Das Gemälde passt in das Umfeld, in dem sich der Maler bewegte: Giorgione arbeitete für einen Zirkel junger Männer, die sich in Venedig in sogenannten Strumpfhosengesellschaften trafen, benannt nach der bunten Herrenmode jener Zeit. Dort las man gemeinsam Liebesgedichte, musizierte und sehnte sich nach mehr Poesie im Leben, denn die Ehe war ein rein ökonomisches Zweckbündnis. Die Lust hatte da kaum Platz. Sicher schwärmten einige dieser jungen Männer auch für ihr eigenes Geschlecht und Personen, die wir heute als nonbinär bezeichnen würden. Der Jüngling auf Giorgiones Bild wirkt androgyn im Auftreten, er entspricht nicht dem traditionellen Ideal eines Kriegers oder patriarchalen Kaufmanns.

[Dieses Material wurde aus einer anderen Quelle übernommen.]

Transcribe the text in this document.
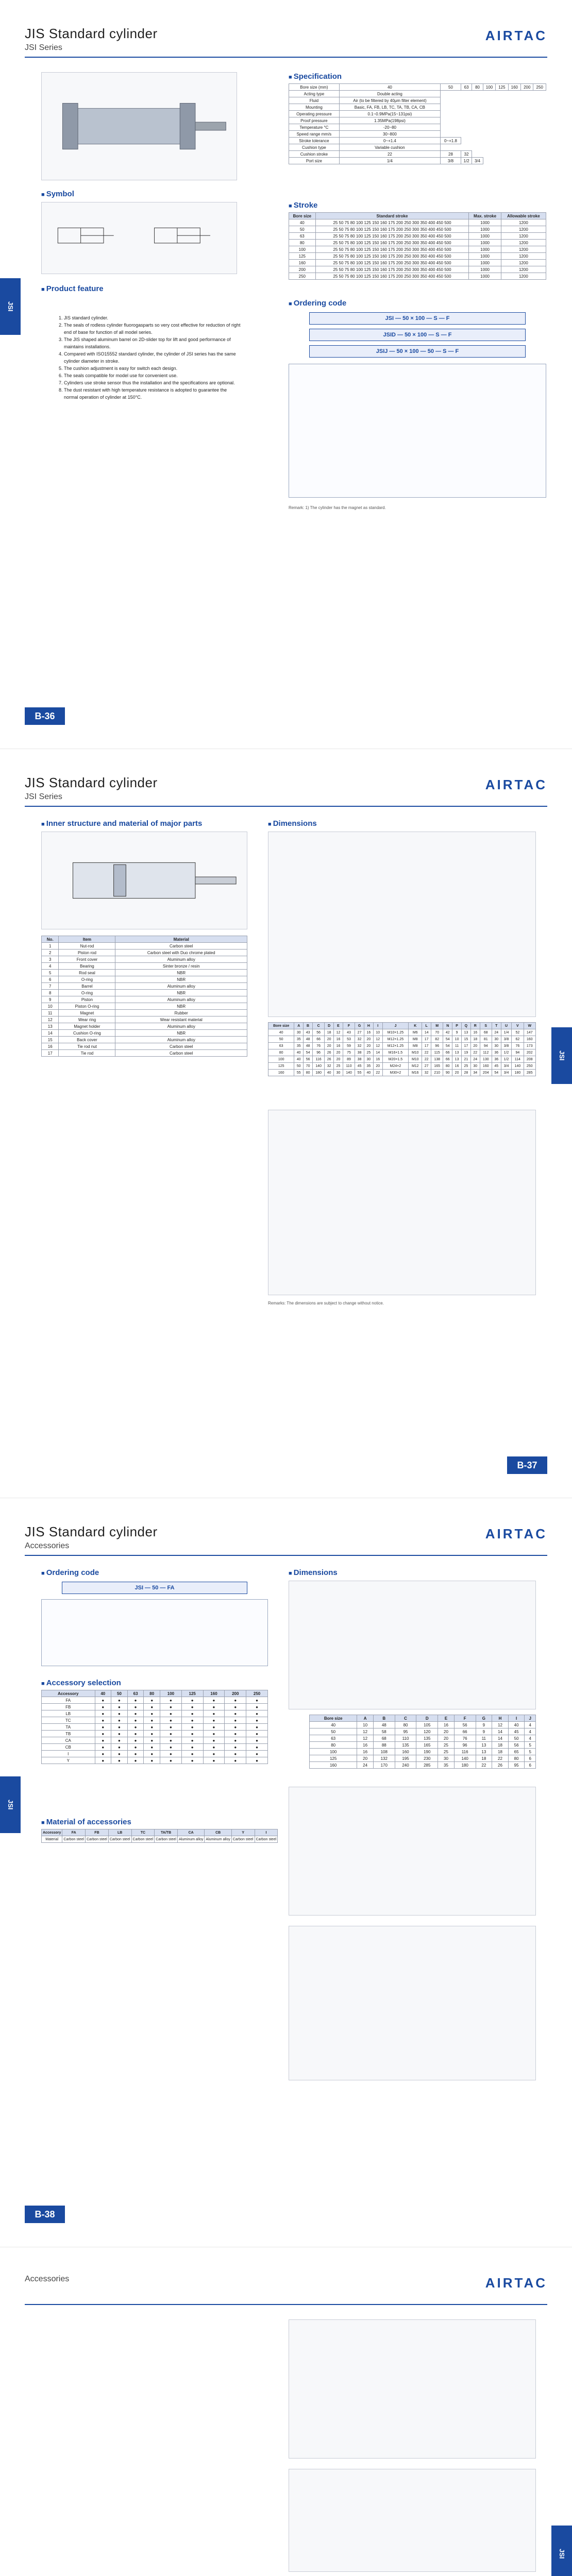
JIS Standard cylinder
JSI Series
AIRTAC
■ Symbol
■ Product feature
1. JIS standard cylinder.
2. The seals of rodless cylinder fluorogasparts so very cost effective for reduction of right end of base for function of all model series.
3. The JIS shaped aluminum barrel on 2D-slider top for lift and good performance of maintains installations.
4. Compared with ISO15552 standard cylinder, the cylinder of JSI series has the same cylinder diameter in stroke.
5. The cushion adjustment is easy for switch each design.
6. The seals compatible for model use for convenient use.
7. Cylinders use stroke sensor thus the installation and the specifications are optional.
8. The dust resistant with high temperature resistance is adopted to guarantee the normal operation of cylinder at 150°C.
■ Specification
Bore size (mm)	40	50	63	80	100	125	160	200	250
Acting type	Double acting								
Fluid	Air (to be filtered by 40μm filter element)								
Mounting	Basic, FA, FB, LB, TC, TA, TB, CA, CB								
Operating pressure	0.1~0.9MPa(15~131psi)								
Proof pressure	1.35MPa(198psi)								
Temperature °C	-20~80								
Speed range mm/s	30~800								
Stroke tolerance	0~+1.4	0~+1.8							
Cushion type	Variable cushion								
Cushion stroke	22	28	32						
Port size	1/4	3/8	1/2	3/4					
■ Stroke
Bore size	Standard stroke	Max. stroke	Allowable stroke
40	25 50 75 80 100 125 150 160 175 200 250 300 350 400 450 500	1000	1200
50	25 50 75 80 100 125 150 160 175 200 250 300 350 400 450 500	1000	1200
63	25 50 75 80 100 125 150 160 175 200 250 300 350 400 450 500	1000	1200
80	25 50 75 80 100 125 150 160 175 200 250 300 350 400 450 500	1000	1200
100	25 50 75 80 100 125 150 160 175 200 250 300 350 400 450 500	1000	1200
125	25 50 75 80 100 125 150 160 175 200 250 300 350 400 450 500	1000	1200
160	25 50 75 80 100 125 150 160 175 200 250 300 350 400 450 500	1000	1200
200	25 50 75 80 100 125 150 160 175 200 250 300 350 400 450 500	1000	1200
250	25 50 75 80 100 125 150 160 175 200 250 300 350 400 450 500	1000	1200
■ Ordering code
JSI — 50 × 100 — S — F
JSID — 50 × 100 — S — F
JSIJ — 50 × 100 — 50 — S — F
Remark: 1) The cylinder has the magnet as standard.
JSI
B-36
JIS Standard cylinder
JSI Series
AIRTAC
■ Inner structure and material of major parts
No.	Item	Material
1	Nut-rod	Carbon steel
2	Piston rod	Carbon steel with Duo chrome plated
3	Front cover	Aluminum alloy
4	Bearing	Sinter bronze / resin
5	Rod seal	NBR
6	O-ring	NBR
7	Barrel	Aluminum alloy
8	O-ring	NBR
9	Piston	Aluminum alloy
10	Piston O-ring	NBR
11	Magnet	Rubber
12	Wear ring	Wear resistant material
13	Magnet holder	Aluminum alloy
14	Cushion O-ring	NBR
15	Back cover	Aluminum alloy
16	Tie rod nut	Carbon steel
17	Tie rod	Carbon steel
■ Dimensions
Bore size	A	B	C	D	E	F	G	H	I	J	K	L	M	N	P	Q	R	S	T	U	V	W
40	30	43	56	18	12	43	27	16	10	M10×1.25	M6	14	70	42	9	13	16	68	24	1/4	52	147
50	35	48	66	20	16	53	32	20	12	M12×1.25	M8	17	82	54	10	15	18	81	30	3/8	62	160
63	35	48	76	20	16	59	32	20	12	M12×1.25	M8	17	96	54	11	17	20	94	30	3/8	76	173
80	40	54	96	26	20	75	38	25	14	M16×1.5	M10	22	115	66	13	19	22	112	36	1/2	94	202
100	40	56	116	26	20	89	38	30	16	M20×1.5	M10	22	138	66	13	21	24	130	36	1/2	114	208
125	50	70	140	32	25	110	45	35	20	M24×2	M12	27	165	80	16	25	30	160	45	3/4	140	250
160	55	80	180	40	30	140	55	40	22	M30×2	M16	32	210	90	20	28	34	204	54	3/4	180	285
Remarks: The dimensions are subject to change without notice.
JSI
B-37
JIS Standard cylinder
Accessories
AIRTAC
■ Ordering code
JSI — 50 — FA
■ Accessory selection
Accessory	40	50	63	80	100	125	160	200	250
FA	●	●	●	●	●	●	●	●	●
FB	●	●	●	●	●	●	●	●	●
LB	●	●	●	●	●	●	●	●	●
TC	●	●	●	●	●	●	●	●	●
TA	●	●	●	●	●	●	●	●	●
TB	●	●	●	●	●	●	●	●	●
CA	●	●	●	●	●	●	●	●	●
CB	●	●	●	●	●	●	●	●	●
I	●	●	●	●	●	●	●	●	●
Y	●	●	●	●	●	●	●	●	●
■ Material of accessories
Accessory	FA	FB	LB	TC	TA/TB	CA	CB	Y	I
Material	Carbon steel	Carbon steel	Carbon steel	Carbon steel	Carbon steel	Aluminum alloy	Aluminum alloy	Carbon steel	Carbon steel
■ Dimensions
Bore size	A	B	C	D	E	F	G	H	I	J
40	10	48	80	105	16	56	9	12	40	4
50	12	58	95	120	20	66	9	14	45	4
63	12	68	110	135	20	76	11	14	50	4
80	16	88	135	165	25	96	13	18	56	5
100	16	108	160	190	25	116	13	18	65	5
125	20	132	195	230	30	140	18	22	80	6
160	24	170	240	285	35	180	22	26	95	6
JSI
B-38
Accessories	AIRTAC

JSI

In der Renaissance wertete man männliche Homosexualität offiziell als "Sodomie" ab, aber in Städten wie Florenz und Venedig waren sexuelle Kontakte von erwachsenen Männern und noch unverheirateten Jünglingen weit verbreitet. Das war verboten, galt aber auch nicht als besonders skandalös oder gar pathologisch. Manche Männer, wie beispielsweise Leonardo da Vinci, lebten dauerhaft mit Jüngeren zusammen; für viele andere war die Männerliebe nur eine Phase. Homo- und Bisexualität sowie Androgynität gab und gibt es in allen Gesellschaften. Die Frage ist nur, wie sichtbar das sein darf. In der italienischen Renaissance war es sichtbar, etwa in Kunstwerken wie diesem.
Heute tobt gerade in den USA ein Kulturkampf um die Sichtbarkeit von queeren Personen. Transpersonen werden aus dem Militär verstoßen, Institutionen müssen Begriffe wie LGBTQ und selbst "Women" streichen. Nonbinäre bekommen Probleme bei der Einreise. Im Vergleich mit anderen Zeiten erscheint das eine Verarmung der Kultur zu sein.